Who gets to be the evil mastermind with the orbital lair whose plan to blackmail humanity is foiled by a hard-drinking secret agent from a small European island
with cool gadgets and a beautiful but capture-prone woman in tow?

Stranger

You can block your eyes from the sun with your hand. During a solar eclipse the moon practically entirely blocks out the sun. A moon sized object right in front of the sun would not only not block it, it would probably not be even visible from here. Ergo, without using any mathematics whatsoever we can postulate that things should get bigger the closer you are to the light source in relation to the observer to provide the same “shadow”.

Now, right up next to the sun the object would have to be the size of the sun or bigger to block it effectively (just visualize it).
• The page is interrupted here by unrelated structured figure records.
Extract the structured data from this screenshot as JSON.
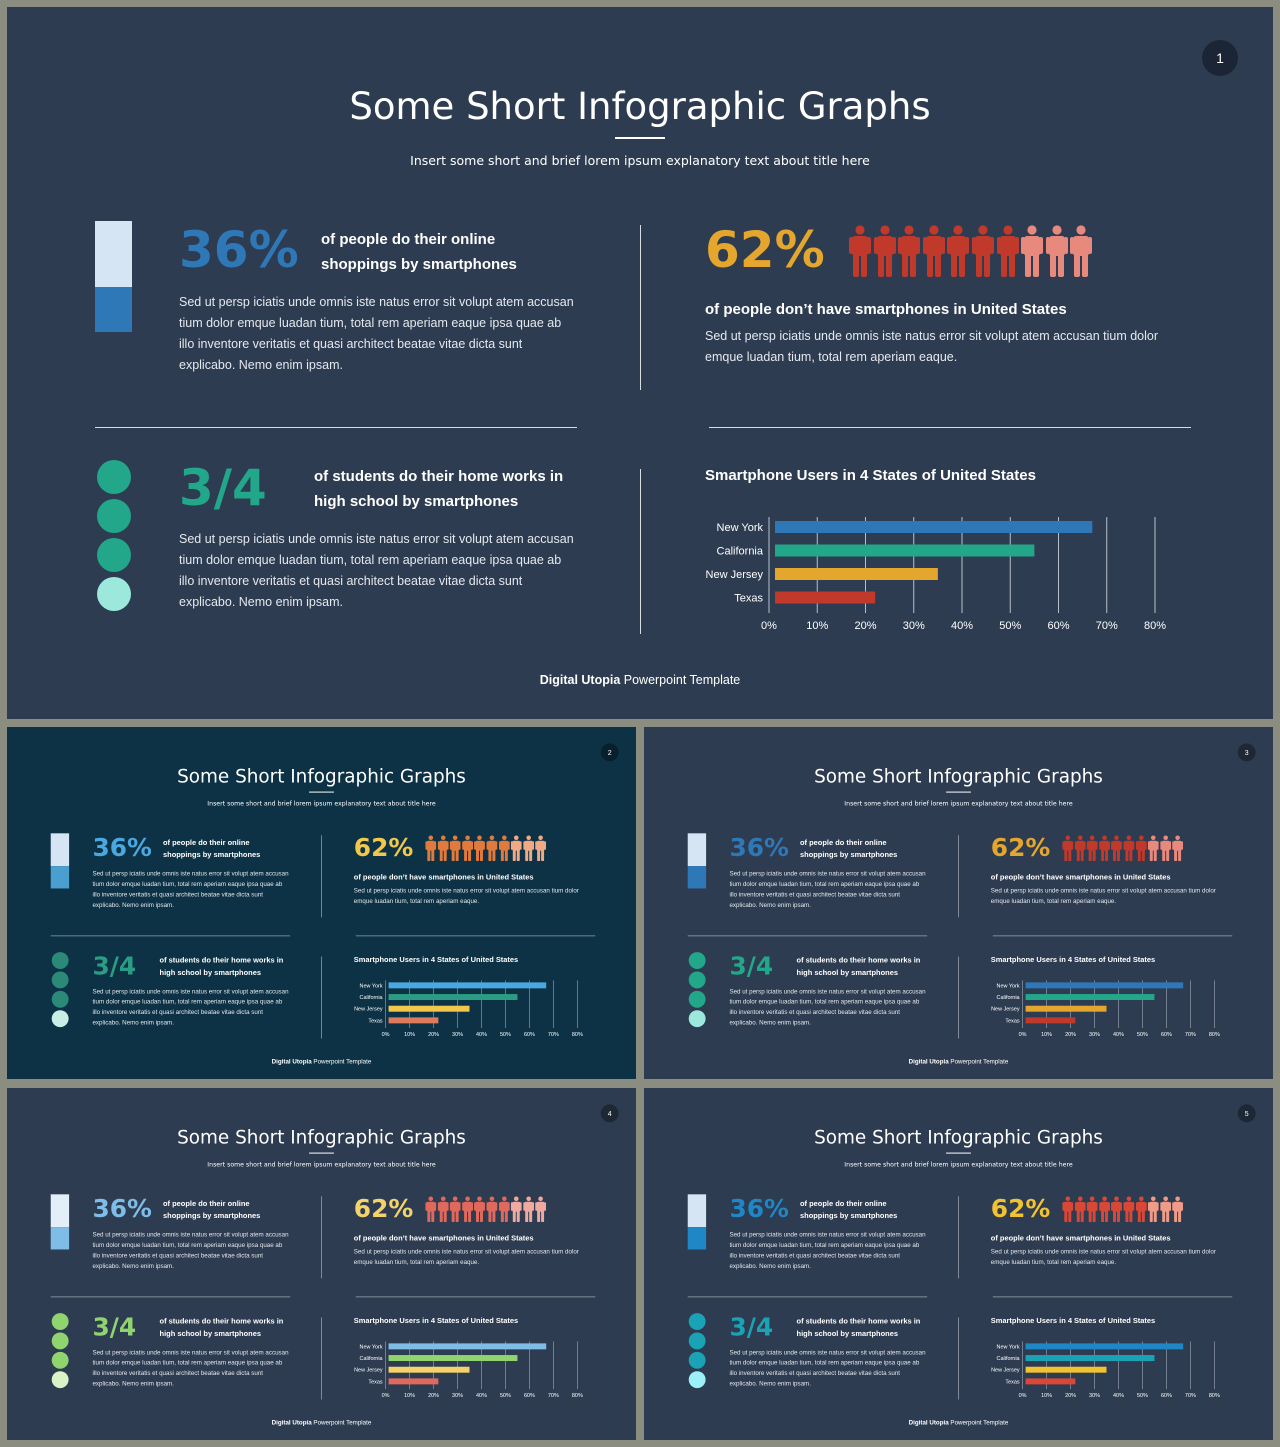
{
  "common": {
    "title": "Some Short Infographic Graphs",
    "subtitle": "Insert some short and brief lorem ipsum explanatory text about title here",
    "stat1": {
      "value": "36%",
      "lead_line1": "of people do their online",
      "lead_line2": "shoppings by smartphones",
      "body": "Sed ut persp iciatis unde omnis iste natus error sit volupt atem accusan tium dolor emque luadan tium, total rem aperiam eaque ipsa quae ab illo inventore veritatis et quasi architect beatae vitae dicta sunt explicabo. Nemo enim ipsam."
    },
    "stat2": {
      "value": "62%",
      "lead": "of people don’t have smartphones in United States",
      "body": "Sed ut persp iciatis unde omnis iste natus error sit volupt atem accusan tium dolor emque luadan tium, total rem aperiam eaque.",
      "people_icon": "person-icon"
    },
    "stat3": {
      "value": "3/4",
      "lead_line1": "of students do their home works in",
      "lead_line2": "high school by smartphones",
      "body": "Sed ut persp iciatis unde omnis iste natus error sit volupt atem accusan tium dolor emque luadan tium, total rem aperiam eaque ipsa quae ab illo inventore veritatis et quasi architect beatae vitae dicta sunt explicabo. Nemo enim ipsam."
    },
    "chart_title": "Smartphone Users in 4 States of United States",
    "footer_brand": "Digital Utopia",
    "footer_rest": " Powerpoint Template"
  },
  "chart_data": {
    "type": "bar",
    "orientation": "horizontal",
    "title": "Smartphone Users in 4 States of United States",
    "categories": [
      "New York",
      "California",
      "New Jersey",
      "Texas"
    ],
    "values": [
      67,
      55,
      35,
      22
    ],
    "xlim": [
      0,
      80
    ],
    "xticks": [
      "0%",
      "10%",
      "20%",
      "30%",
      "40%",
      "50%",
      "60%",
      "70%",
      "80%"
    ],
    "grid": true
  },
  "slides": [
    {
      "page": "1",
      "colors": {
        "bg": "#2e3c51",
        "bar_top": "#d6e5f3",
        "bar_bot": "#2f78b7",
        "c36": "#2f78b7",
        "c62": "#e4a62d",
        "c34": "#22a78b",
        "people_dark": "#c0392b",
        "people_light": "#e8897d",
        "dots": [
          "#22a78b",
          "#22a78b",
          "#22a78b",
          "#9de8dc"
        ],
        "bars": [
          "#2f78b7",
          "#22a78b",
          "#e4a62d",
          "#c0392b"
        ]
      }
    },
    {
      "page": "2",
      "colors": {
        "bg": "#0d3245",
        "bar_top": "#d6e5f3",
        "bar_bot": "#4a9fd0",
        "c36": "#4aa8e0",
        "c62": "#f1c84b",
        "c34": "#2a9d84",
        "people_dark": "#e07a3d",
        "people_light": "#f0a982",
        "dots": [
          "#2a8a77",
          "#2a8a77",
          "#2a8a77",
          "#c9eee6"
        ],
        "bars": [
          "#4aa8e0",
          "#2a9d84",
          "#f1c84b",
          "#e07a5d"
        ]
      }
    },
    {
      "page": "3",
      "colors": {
        "bg": "#2e3c51",
        "bar_top": "#d6e5f3",
        "bar_bot": "#2f78b7",
        "c36": "#2f78b7",
        "c62": "#e4a62d",
        "c34": "#22a78b",
        "people_dark": "#c0392b",
        "people_light": "#e8897d",
        "dots": [
          "#22a78b",
          "#22a78b",
          "#22a78b",
          "#9de8dc"
        ],
        "bars": [
          "#2f78b7",
          "#22a78b",
          "#e4a62d",
          "#c0392b"
        ]
      }
    },
    {
      "page": "4",
      "colors": {
        "bg": "#2e3c51",
        "bar_top": "#e3eef8",
        "bar_bot": "#7fbde8",
        "c36": "#7fbde8",
        "c62": "#f3d36a",
        "c34": "#8fd46f",
        "people_dark": "#e0695d",
        "people_light": "#f0a99f",
        "dots": [
          "#8fd46f",
          "#8fd46f",
          "#8fd46f",
          "#d9f2c8"
        ],
        "bars": [
          "#7fbde8",
          "#8fd46f",
          "#f3d36a",
          "#e0695d"
        ]
      }
    },
    {
      "page": "5",
      "colors": {
        "bg": "#2e3c51",
        "bar_top": "#d6e5f3",
        "bar_bot": "#1f87c6",
        "c36": "#1f87c6",
        "c62": "#f1c232",
        "c34": "#1aa3b5",
        "people_dark": "#d94836",
        "people_light": "#f09b88",
        "dots": [
          "#1aa3b5",
          "#1aa3b5",
          "#1aa3b5",
          "#9cf0f7"
        ],
        "bars": [
          "#1f87c6",
          "#1aa3b5",
          "#f1c232",
          "#d94836"
        ]
      }
    }
  ]
}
That is bigger than earth size. The moon is smaller than earth size, but relatively speaking it’s pretty close (as compared to say, the sun) and is significantly closer than the point in question (between venetian and earth orbits, right?). Again, with no math it’s reasonable to assume an object the blocks the sun at such a distance would be significantly bigger than the moon, and most likely the earth.

The earth itself weighs about 6.6 X 10^21 gigatons. Each of your multi gigaton devices is going to have to move a lot of rock.

Looking at the problem from a less unit abusing perspective: The gravitational binding energy of the earth , (ie the energy you’d need to pick up each piece of the earth and toss it away with escape velocity) is about 2x10^32 joules.
A megaton of TNT produces about 4.184 × 10^15 joules. So you’d need the energy from a 4.8X10^16 megaton blast to completely disperse the earth. That’s 48 Million gigatons.

I don’t think even that would work. If you created a small black hole (say with the mass of a large mountain), it would just drop through your lab floor and rip through the earth like an old cartoon anvil dropped off a building. It would then settle in the center of the Earth and swallow up everything inside it’s event horizon. At worst I think we might end up with an Earth with a hollow center. The total mass wouldn’t change so it wouldn’t affect our orbit.